Я играю ложечкой, прихлебываю кофе и размышляю.
Да, мистер Дотсет, вы правы: сейчас многие в депрессии и многие решили пожить для себя. Но я как ответственный следователь не могу принять это за доказательство, позволяющее отнести случай Питера Зелла к 10–54 С. Если бы надвигающаяся гибель планеты заставляла людей покончить с собой, в этом ресторане было бы безлюдно. Конкорд давно стал бы городом-призраком. Майя было бы некого убивать, к прилету астероида живых не осталось бы.
– Омлет из трех яиц?
– И ржаной тост, – прошу я и добавляю: – Руфь-Энн, у меня к вам вопрос.

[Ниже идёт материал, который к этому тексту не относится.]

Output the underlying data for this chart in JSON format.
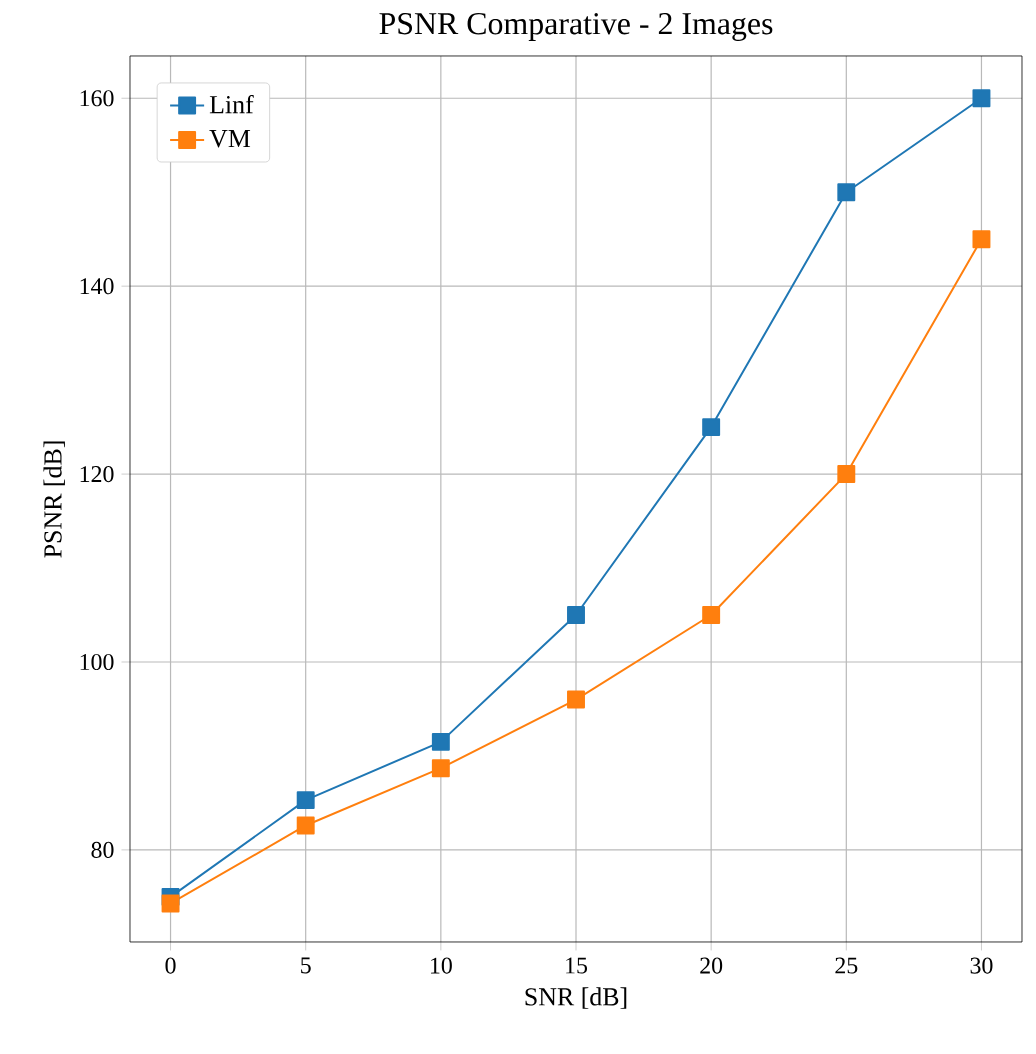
{
  "chart_data": {
    "type": "line",
    "title": "PSNR Comparative - 2 Images",
    "xlabel": "SNR [dB]",
    "ylabel": "PSNR [dB]",
    "x": [
      0,
      5,
      10,
      15,
      20,
      25,
      30
    ],
    "series": [
      {
        "name": "Linf",
        "color": "#1f77b4",
        "values": [
          75,
          85.3,
          91.5,
          105,
          125,
          150,
          160
        ]
      },
      {
        "name": "VM",
        "color": "#ff7f0e",
        "values": [
          74.3,
          82.6,
          88.7,
          96,
          105,
          120,
          145
        ]
      }
    ],
    "xlim": [
      -1.5,
      31.5
    ],
    "ylim": [
      70.2,
      164.5
    ],
    "xticks": [
      0,
      5,
      10,
      15,
      20,
      25,
      30
    ],
    "yticks": [
      80,
      100,
      120,
      140,
      160
    ],
    "grid": true,
    "legend": "top left",
    "marker": "square",
    "line_style": "solid"
  }
}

– А у меня к вам ответ! – Она ничего не записывает, я с одиннадцати лет заказываю одно и то же. – Вы первый.
– Что вы думаете обо всех этих висельниках? Я про самоубийц. Вы бы могли…
Руфь-Энн с отвращением цедит:
– Шутите? Я католичка, милый. Нет. Ни за что!
– Ну вот и я тоже нет.
Мне приносят омлет, и я медленно ем, уставившись в пространство и морщась от дыма.